Anyway. An hour or two out of Yerofey Pavlovich, a significant milestone: I crossed into Zabaikalskiy Krai: my 5th province. And now officially in Siberia!
After 188 or so km, I got to the turnoff to Mogocha. There was a cafe by the side of the road at the turnoff (but no hotel) and I wondered whether I really wanted to go the 7km into town (and back). I half-considered just grabbing dinner at the cafe and camping somewhere nearby.
Then I heard a rumble of thunder, and saw some lightning over the hills and changed my mind in a hurry.
At least the road into Mogocha was paved -- indeed it was a brilliant road, easily as good as the highway, if not better in some parts, and I made quick work of it and into the town.
Mogocha is a Regional Town (think "County Seat") and one of the bigger ones along the Amur highway, so according to my map had a couple of hotels. I'd seen a billboard or two along the highway for some hotels, but they seemed to form an entirely disjoint set from those on my map.
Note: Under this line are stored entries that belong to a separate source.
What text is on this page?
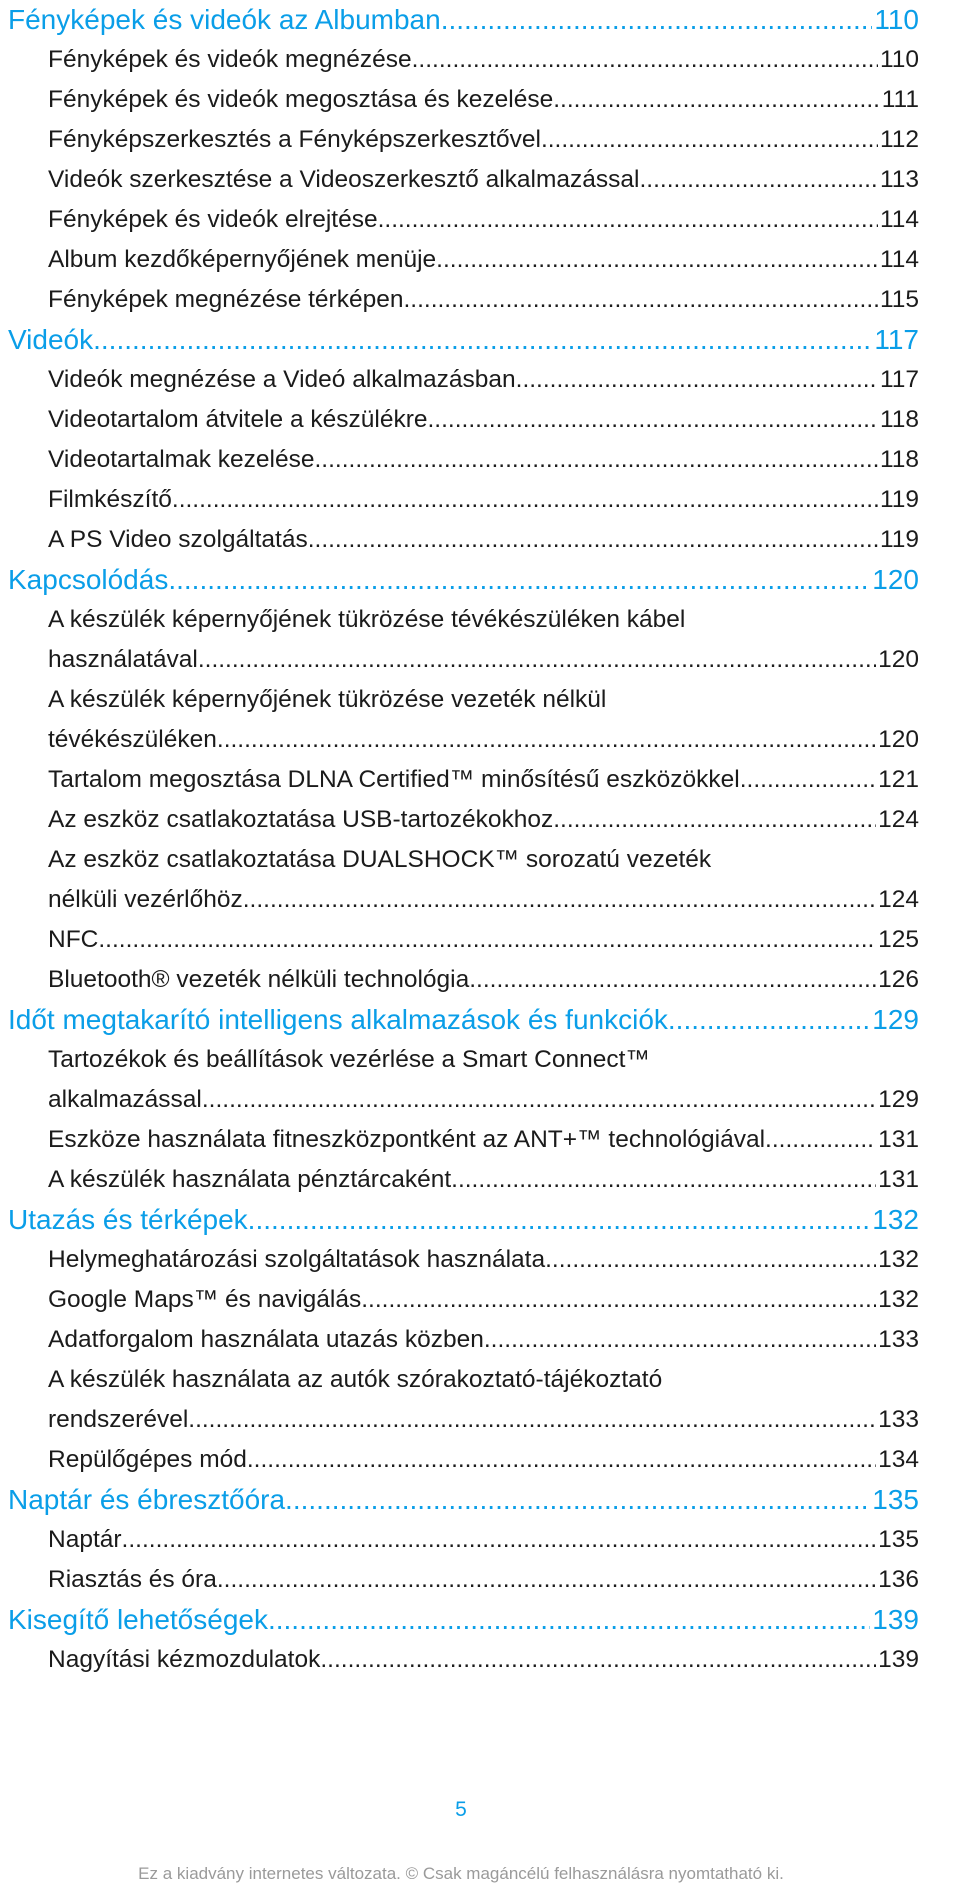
Fényképek és videók az Albumban .....	110
Fényképek és videók megnézése .....	110
Fényképek és videók megosztása és kezelése .....	111
Fényképszerkesztés a Fényképszerkesztővel .....	112
Videók szerkesztése a Videoszerkesztő alkalmazással .....	113
Fényképek és videók elrejtése .....	114
Album kezdőképernyőjének menüje .....	114
Fényképek megnézése térképen .....	115
Videók .....	117
Videók megnézése a Videó alkalmazásban .....	117
Videotartalom átvitele a készülékre .....	118
Videotartalmak kezelése .....	118
Filmkészítő .....	119
A PS Video szolgáltatás .....	119
Kapcsolódás .....	120
A készülék képernyőjének tükrözése tévékészüléken kábel
használatával .....	120
A készülék képernyőjének tükrözése vezeték nélkül
tévékészüléken .....	120
Tartalom megosztása DLNA Certified™ minősítésű eszközökkel .....	121
Az eszköz csatlakoztatása USB-tartozékokhoz .....	124
Az eszköz csatlakoztatása DUALSHOCK™ sorozatú vezeték
nélküli vezérlőhöz .....	124
NFC .....	125
Bluetooth® vezeték nélküli technológia .....	126
Időt megtakarító intelligens alkalmazások és funkciók .....	129
Tartozékok és beállítások vezérlése a Smart Connect™
alkalmazással .....	129
Eszköze használata fitneszközpontként az ANT+™ technológiával. .....	131
A készülék használata pénztárcaként .....	131
Utazás és térképek .....	132
Helymeghatározási szolgáltatások használata .....	132
Google Maps™ és navigálás .....	132
Adatforgalom használata utazás közben .....	133
A készülék használata az autók szórakoztató-tájékoztató
rendszerével .....	133
Repülőgépes mód .....	134
Naptár és ébresztőóra .....	135
Naptár .....	135
Riasztás és óra .....	136
Kisegítő lehetőségek .....	139
Nagyítási kézmozdulatok .....	139
5
Ez a kiadvány internetes változata. © Csak magáncélú felhasználásra nyomtatható ki.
Oh well. I got into town, saw a sign for a hotel (not on the map) a half-km to the right. The road in said direction was not paved, and led downhill. I didn't particularly relish the idea of having to climb the hill back up, especially if the hotel turned out to be unsuitable (was it my imagination or was the thunder getting closer?) so kept it in mind as an option and continued toward the town centre.
Pretty quick I was really close to the point where my map indicated a hotel. I looked around and saw nothing. I pulled out my phone. Indeed it seemed like it was right here. There was another one a few blocks ahead, but double-checking it was listed as "общежитие" (which translates, variously, as "hostel" or "dormitory"), which was suspect. I'd tried one of those in a previous town and it turned out to be an army barracks (!!). So I was a little leery.
Instead I shone my bike headlight around, and saw a billboard for the one that was supposed to be right there. The hotel "Tourist." The billboard looked friendly enough. It showed a couple of backpackers -- generally my kind of people! There was an arrow pointing left, off the road. I walked the bike down to the left, and indeed, there it was: the Hotel "Tourist."
No lights on, or any indication it was open. But that's one of the main lessons of Russia (which I've mentioned previously): don't let outward appearances deceive. So I decided to try the door anyway.
Sure enough, it opened, and there was a desk inside with a friendly enough receptionist that was happy to book me a room. ₽800 or so. No ensuite, but that's fine. Perfectly clean and comfortable. Shower down the hall, power outlets; no complaints.
The hotel had a cafe, but it was long closed (by now well past 10:00) so I headed into town to find some dinner. Headed for the train station, mindful of previous lessons, but couldn't quite seem to find it in the dark, so returned to the town centre, where I found a 24h supermarket. That would do for bread, kolbasa and cheese. A standard "supermarket dinner" - nothing fancy, but perfectly serviceable.
And more than adequate after a 195km day. Hurrah!